When the Queen of Faerie orders you to do something, you don’t refuse. The lands are filled with the remnants of her commands, for sometimes – make me a boat of dead men’s nails – her creatures die from exhaustion or accident before their duty is done.
We have a lot of ruins here.
Her voice comes to me over the water, ringing like bronze against a stone. You don’t refuse that voice. You strive to fulfil its demands no matter how arbitrary and cruel. This is Faerie, after all, and all of us inhabitants live to serve her. Even if we chafe at our bonds within the secret gullies of our hearts.
Hands-of-Clay, build me a palace of despair. Build it with your own hands, she says.
So I begin to build. I quarry the land in a desolate location; we have plenty of war-ravaged land to sculpt. I carry an endless stream of stones in my amorphous hands through featureless plains, creating the foundation for the palace on this scarred hilltop that reverberates with sorrow. Despair is born of sorrow combined with hopelessness, after all. I have not felt the buzz of hope in my chest for centuries beyond count, and my hopelessness clangs against the sorrow susurrating deep in the hill.
I change to suit my tasks. I am many-armed when I need to carry boulders. My feet meld into the earth when I need stability, although of course, the earth of Faerie is itself an inconstant thing. Not like the earth I remember from the days of my youth, before they stole me here and made me inhuman, made me malleable as wet clay. I don’t remember who I used to be. These days I remember little about the mortal world apart from the smell of the awakening soil in the first days of spring. My mortal-name is lost to me. With it, I might remember enough to find one of the secret paths: names act as anchors, can pull a person back to the sunlit lands.
I breathe in the air of Faerie, its cloying-sweet vapours. I am Hands-of-Clay now. Nothing more.
* * *
Stone by stone, turret by turret the palace of despair grows. No emotion can be pure in Faerie, not if you’ve stayed there long enough, but despair is purer than joy, so my task is not insurmountable. The palace grows grey and gloomy, its towers reaching into the haze of the sky.
I’m proud of my palace when I finish it after countless moments of toil. Months, years? Who knows how quickly time passes here. It is not a relevant concept in a world without a moon.
For a final moment, I allow myself to gaze on my creation. It is glorious in its despair. Something stirs within me, memories fluttering from a long-trammelled chamber in my mind. I have seen a palace like this before. I have seen such turrets rising from the earth.
The mortal-name rushes to my mind, sudden as a sea-squall. Castell Conwy. Yes, Conwy by the sea. I close my eyes. I see the castle with its tall towers, flags torn by the wind. I can almost feel the salt spray on my lips.
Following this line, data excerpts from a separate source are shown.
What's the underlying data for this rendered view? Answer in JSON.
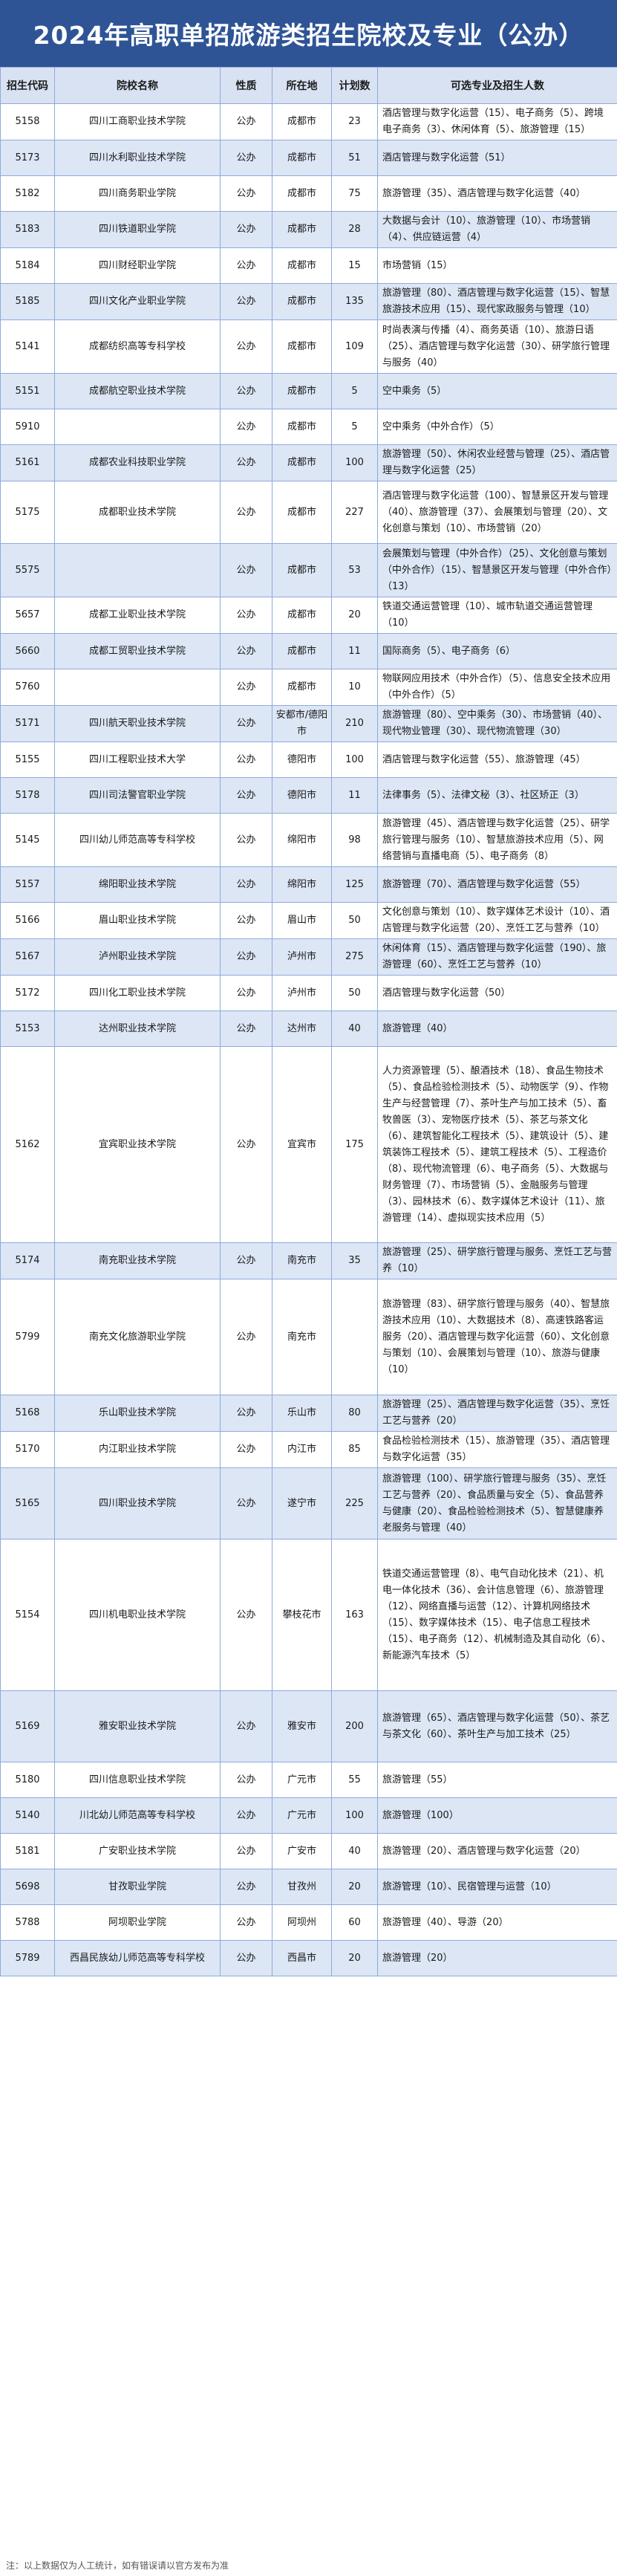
{
  "title": "2024年高职单招旅游类招生院校及专业（公办）",
  "headers": [
    "招生代码",
    "院校名称",
    "性质",
    "所在地",
    "计划数",
    "可选专业及招生人数"
  ],
  "rows": [
    {
      "code": "5158",
      "school": "四川工商职业技术学院",
      "type": "公办",
      "city": "成都市",
      "plan": "23",
      "majors": "酒店管理与数字化运营（15）、电子商务（5）、跨境电子商务（3）、休闲体育（5）、旅游管理（15）"
    },
    {
      "code": "5173",
      "school": "四川水利职业技术学院",
      "type": "公办",
      "city": "成都市",
      "plan": "51",
      "majors": "酒店管理与数字化运营（51）"
    },
    {
      "code": "5182",
      "school": "四川商务职业学院",
      "type": "公办",
      "city": "成都市",
      "plan": "75",
      "majors": "旅游管理（35）、酒店管理与数字化运营（40）"
    },
    {
      "code": "5183",
      "school": "四川铁道职业学院",
      "type": "公办",
      "city": "成都市",
      "plan": "28",
      "majors": "大数据与会计（10）、旅游管理（10）、市场营销（4）、供应链运营（4）"
    },
    {
      "code": "5184",
      "school": "四川财经职业学院",
      "type": "公办",
      "city": "成都市",
      "plan": "15",
      "majors": "市场营销（15）"
    },
    {
      "code": "5185",
      "school": "四川文化产业职业学院",
      "type": "公办",
      "city": "成都市",
      "plan": "135",
      "majors": "旅游管理（80）、酒店管理与数字化运营（15）、智慧旅游技术应用（15）、现代家政服务与管理（10）"
    },
    {
      "code": "5141",
      "school": "成都纺织高等专科学校",
      "type": "公办",
      "city": "成都市",
      "plan": "109",
      "majors": "时尚表演与传播（4）、商务英语（10）、旅游日语（25）、酒店管理与数字化运营（30）、研学旅行管理与服务（40）"
    },
    {
      "code": "5151",
      "school": "成都航空职业技术学院",
      "type": "公办",
      "city": "成都市",
      "plan": "5",
      "majors": "空中乘务（5）"
    },
    {
      "code": "5910",
      "school": "",
      "type": "公办",
      "city": "成都市",
      "plan": "5",
      "majors": "空中乘务（中外合作）（5）"
    },
    {
      "code": "5161",
      "school": "成都农业科技职业学院",
      "type": "公办",
      "city": "成都市",
      "plan": "100",
      "majors": "旅游管理（50）、休闲农业经营与管理（25）、酒店管理与数字化运营（25）"
    },
    {
      "code": "5175",
      "school": "成都职业技术学院",
      "type": "公办",
      "city": "成都市",
      "plan": "227",
      "majors": "酒店管理与数字化运营（100）、智慧景区开发与管理（40）、旅游管理（37）、会展策划与管理（20）、文化创意与策划（10）、市场营销（20）"
    },
    {
      "code": "5575",
      "school": "",
      "type": "公办",
      "city": "成都市",
      "plan": "53",
      "majors": "会展策划与管理（中外合作）（25）、文化创意与策划（中外合作）（15）、智慧景区开发与管理（中外合作）（13）"
    },
    {
      "code": "5657",
      "school": "成都工业职业技术学院",
      "type": "公办",
      "city": "成都市",
      "plan": "20",
      "majors": "铁道交通运营管理（10）、城市轨道交通运营管理（10）"
    },
    {
      "code": "5660",
      "school": "成都工贸职业技术学院",
      "type": "公办",
      "city": "成都市",
      "plan": "11",
      "majors": "国际商务（5）、电子商务（6）"
    },
    {
      "code": "5760",
      "school": "",
      "type": "公办",
      "city": "成都市",
      "plan": "10",
      "majors": "物联网应用技术（中外合作）（5）、信息安全技术应用（中外合作）（5）"
    },
    {
      "code": "5171",
      "school": "四川航天职业技术学院",
      "type": "公办",
      "city": "安都市/德阳市",
      "plan": "210",
      "majors": "旅游管理（80）、空中乘务（30）、市场营销（40）、现代物业管理（30）、现代物流管理（30）"
    },
    {
      "code": "5155",
      "school": "四川工程职业技术大学",
      "type": "公办",
      "city": "德阳市",
      "plan": "100",
      "majors": "酒店管理与数字化运营（55）、旅游管理（45）"
    },
    {
      "code": "5178",
      "school": "四川司法警官职业学院",
      "type": "公办",
      "city": "德阳市",
      "plan": "11",
      "majors": "法律事务（5）、法律文秘（3）、社区矫正（3）"
    },
    {
      "code": "5145",
      "school": "四川幼儿师范高等专科学校",
      "type": "公办",
      "city": "绵阳市",
      "plan": "98",
      "majors": "旅游管理（45）、酒店管理与数字化运营（25）、研学旅行管理与服务（10）、智慧旅游技术应用（5）、网络营销与直播电商（5）、电子商务（8）"
    },
    {
      "code": "5157",
      "school": "绵阳职业技术学院",
      "type": "公办",
      "city": "绵阳市",
      "plan": "125",
      "majors": "旅游管理（70）、酒店管理与数字化运营（55）"
    },
    {
      "code": "5166",
      "school": "眉山职业技术学院",
      "type": "公办",
      "city": "眉山市",
      "plan": "50",
      "majors": "文化创意与策划（10）、数字媒体艺术设计（10）、酒店管理与数字化运营（20）、烹饪工艺与营养（10）"
    },
    {
      "code": "5167",
      "school": "泸州职业技术学院",
      "type": "公办",
      "city": "泸州市",
      "plan": "275",
      "majors": "休闲体育（15）、酒店管理与数字化运营（190）、旅游管理（60）、烹饪工艺与营养（10）"
    },
    {
      "code": "5172",
      "school": "四川化工职业技术学院",
      "type": "公办",
      "city": "泸州市",
      "plan": "50",
      "majors": "酒店管理与数字化运营（50）"
    },
    {
      "code": "5153",
      "school": "达州职业技术学院",
      "type": "公办",
      "city": "达州市",
      "plan": "40",
      "majors": "旅游管理（40）"
    },
    {
      "code": "5162",
      "school": "宜宾职业技术学院",
      "type": "公办",
      "city": "宜宾市",
      "plan": "175",
      "majors": "人力资源管理（5）、酿酒技术（18）、食品生物技术（5）、食品检验检测技术（5）、动物医学（9）、作物生产与经营管理（7）、茶叶生产与加工技术（5）、畜牧兽医（3）、宠物医疗技术（5）、茶艺与茶文化（6）、建筑智能化工程技术（5）、建筑设计（5）、建筑装饰工程技术（5）、建筑工程技术（5）、工程造价（8）、现代物流管理（6）、电子商务（5）、大数据与财务管理（7）、市场营销（5）、金融服务与管理（3）、园林技术（6）、数字媒体艺术设计（11）、旅游管理（14）、虚拟现实技术应用（5）"
    },
    {
      "code": "5174",
      "school": "南充职业技术学院",
      "type": "公办",
      "city": "南充市",
      "plan": "35",
      "majors": "旅游管理（25）、研学旅行管理与服务、烹饪工艺与营养（10）"
    },
    {
      "code": "5799",
      "school": "南充文化旅游职业学院",
      "type": "公办",
      "city": "南充市",
      "plan": "",
      "majors": "旅游管理（83）、研学旅行管理与服务（40）、智慧旅游技术应用（10）、大数据技术（8）、高速铁路客运服务（20）、酒店管理与数字化运营（60）、文化创意与策划（10）、会展策划与管理（10）、旅游与健康（10）"
    },
    {
      "code": "5168",
      "school": "乐山职业技术学院",
      "type": "公办",
      "city": "乐山市",
      "plan": "80",
      "majors": "旅游管理（25）、酒店管理与数字化运营（35）、烹饪工艺与营养（20）"
    },
    {
      "code": "5170",
      "school": "内江职业技术学院",
      "type": "公办",
      "city": "内江市",
      "plan": "85",
      "majors": "食品检验检测技术（15）、旅游管理（35）、酒店管理与数字化运营（35）"
    },
    {
      "code": "5165",
      "school": "四川职业技术学院",
      "type": "公办",
      "city": "遂宁市",
      "plan": "225",
      "majors": "旅游管理（100）、研学旅行管理与服务（35）、烹饪工艺与营养（20）、食品质量与安全（5）、食品营养与健康（20）、食品检验检测技术（5）、智慧健康养老服务与管理（40）"
    },
    {
      "code": "5154",
      "school": "四川机电职业技术学院",
      "type": "公办",
      "city": "攀枝花市",
      "plan": "163",
      "majors": "铁道交通运营管理（8）、电气自动化技术（21）、机电一体化技术（36）、会计信息管理（6）、旅游管理（12）、网络直播与运营（12）、计算机网络技术（15）、数字媒体技术（15）、电子信息工程技术（15）、电子商务（12）、机械制造及其自动化（6）、新能源汽车技术（5）"
    },
    {
      "code": "5169",
      "school": "雅安职业技术学院",
      "type": "公办",
      "city": "雅安市",
      "plan": "200",
      "majors": "旅游管理（65）、酒店管理与数字化运营（50）、茶艺与茶文化（60）、茶叶生产与加工技术（25）"
    },
    {
      "code": "5180",
      "school": "四川信息职业技术学院",
      "type": "公办",
      "city": "广元市",
      "plan": "55",
      "majors": "旅游管理（55）"
    },
    {
      "code": "5140",
      "school": "川北幼儿师范高等专科学校",
      "type": "公办",
      "city": "广元市",
      "plan": "100",
      "majors": "旅游管理（100）"
    },
    {
      "code": "5181",
      "school": "广安职业技术学院",
      "type": "公办",
      "city": "广安市",
      "plan": "40",
      "majors": "旅游管理（20）、酒店管理与数字化运营（20）"
    },
    {
      "code": "5698",
      "school": "甘孜职业学院",
      "type": "公办",
      "city": "甘孜州",
      "plan": "20",
      "majors": "旅游管理（10）、民宿管理与运营（10）"
    },
    {
      "code": "5788",
      "school": "阿坝职业学院",
      "type": "公办",
      "city": "阿坝州",
      "plan": "60",
      "majors": "旅游管理（40）、导游（20）"
    },
    {
      "code": "5789",
      "school": "西昌民族幼儿师范高等专科学校",
      "type": "公办",
      "city": "西昌市",
      "plan": "20",
      "majors": "旅游管理（20）"
    }
  ],
  "footer": "注：以上数据仅为人工统计，如有错误请以官方发布为准"
}
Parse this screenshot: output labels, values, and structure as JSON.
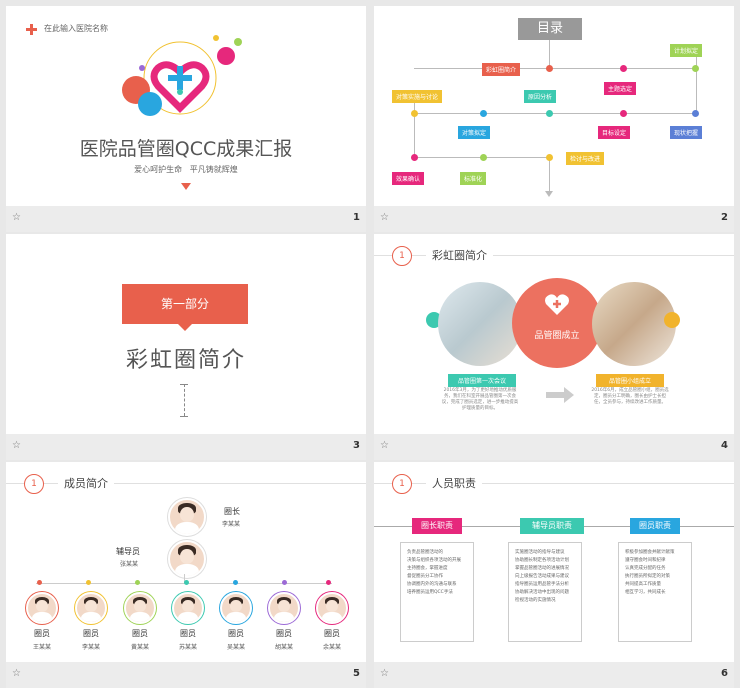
{
  "slides": [
    {
      "num": "1",
      "hospital": "在此输入医院名称",
      "title": "医院品管圈QCC成果汇报",
      "subtitle": "爱心呵护生命   平凡铸就辉煌"
    },
    {
      "num": "2",
      "title": "目录",
      "tags": [
        "彩虹圈简介",
        "主题选定",
        "计划拟定",
        "对策实施与讨论",
        "原因分析",
        "对策拟定",
        "目标设定",
        "现状把握",
        "效果确认",
        "标准化",
        "检讨与改进"
      ]
    },
    {
      "num": "3",
      "part": "第一部分",
      "heading": "彩虹圈简介"
    },
    {
      "num": "4",
      "badge": "1",
      "header": "彩虹圈简介",
      "center": "品管圈成立",
      "left_tag": "品管圈第一次会议",
      "left_text": "2016年3月，为了更好地推动优质服务，我们在科室开展品管圈第一次会议，完成了圈员选定，进一步推动提高护理质量的目标。",
      "right_tag": "品管圈小组成立",
      "right_text": "2016年6月，成立品管圈小组，圈员选定，圈员分工明确，圈长由护士长担任，全员参与，持续改进工作质量。"
    },
    {
      "num": "5",
      "badge": "1",
      "header": "成员简介",
      "leader": {
        "role": "圈长",
        "name": "李某某"
      },
      "assistant": {
        "role": "辅导员",
        "name": "张某某"
      },
      "members": [
        {
          "role": "圈员",
          "name": "王某某"
        },
        {
          "role": "圈员",
          "name": "李某某"
        },
        {
          "role": "圈员",
          "name": "黄某某"
        },
        {
          "role": "圈员",
          "name": "苏某某"
        },
        {
          "role": "圈员",
          "name": "吴某某"
        },
        {
          "role": "圈员",
          "name": "胡某某"
        },
        {
          "role": "圈员",
          "name": "余某某"
        }
      ]
    },
    {
      "num": "6",
      "badge": "1",
      "header": "人员职责",
      "duties": [
        {
          "title": "圈长职责",
          "color": "#e6287c",
          "lines": [
            "负责品管圈活动的",
            "决策与组织各项活动的开展",
            "主持圈会，掌握进度",
            "督促圈员分工协作",
            "协调圈内外的沟通与联系",
            "培养圈员运用QCC手法"
          ]
        },
        {
          "title": "辅导员职责",
          "color": "#3cc9b0",
          "lines": [
            "实施圈活动的指导与建议",
            "协助圈长制定各项活动计划",
            "掌握品管圈活动的进展情况",
            "向上级报告活动成果与建议",
            "指导圈员运用品管手法分析",
            "协助解决活动中出现的问题",
            "检视活动的实施情况"
          ]
        },
        {
          "title": "圈员职责",
          "color": "#29a6df",
          "lines": [
            "积极参加圈会并献计献策",
            "遵守圈会时间和纪律",
            "认真完成分配的任务",
            "执行圈员所拟定的对策",
            "共同提高工作质量",
            "相互学习，共同成长"
          ]
        }
      ]
    }
  ]
}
I did not know I had such mortal memories locked up inside. If I have remembered this much, perhaps it is not impossible to remember enough to find a pathway out. Hope trembles within me, dangerous and raw. A word surfaces: gobaith. Hope, in the tongue I had thought I’d forgotten, the tongue of my mortal people.
The reawakened memories have made my thoughts leap and bound like hares. I root my toes into the hill, ground myself. Soon there will be time to explore those thoughts.
But first, I open my eyes and call for the Queen.
Who disturbs my revelry?
“It is I, humblest of your servants. I have built a palace of despair for you, my Queen. With my own hands and the sweat of my labours, I have raised it to the skies.”
She is here in the space of a breath: a presence strong enough to make my eyes itch to burst out of their sockets.
It will suffice. Her hand brushes over me in absent benediction. The landscape shifts, the steady hill of sorrow growing spiky crags and treacherous paths. Two armies appear next to the palace I have made.
This is a fitting arena for a war, says the Queen. She settles back to watch in a throne of thorns that shoots up from the earth to receive her.
The armies’ tumult, the clashing of shields and flashing of lightning-swords makes the building tremble. All my carefully placed roof-tiles smash to the ground. The towers sway and crumble.
I know the Queen’s commands seldom lead to joy. Yet my heart is heavier than ever: this cursed heart, still human in spite of all my bodily transformations and the meaningless drudgery that eats away at my days. A dark anger kindles inside me.
I clench my many-jointed hands into fists. I walk away, leaving the fickle Queen’s armies to destroy my creation. I don’t want to witness it. If I close my eyes, I can still see Castell Conwy, standing tall on the Welsh coast.
On the winding hill-path, another memory surrenders itself to me, brought to the surface by the after-quakes of the palace’s demise. By my trembling anger. By the small seeds of hope planted by the newly unlocked doors in my mind.
My name. My mortal-name.
Dafydd. The name rings in my malleable head like a clear silver bell. I shift to a form approximating my long-gone human self.
Lost I may be, lost perhaps forever in Faerie and a thrall to the Queen’s whims. But here, now, I have gained my mortal-name. And with that knowledge, I can begin to seek the hidden pathways that lead back home.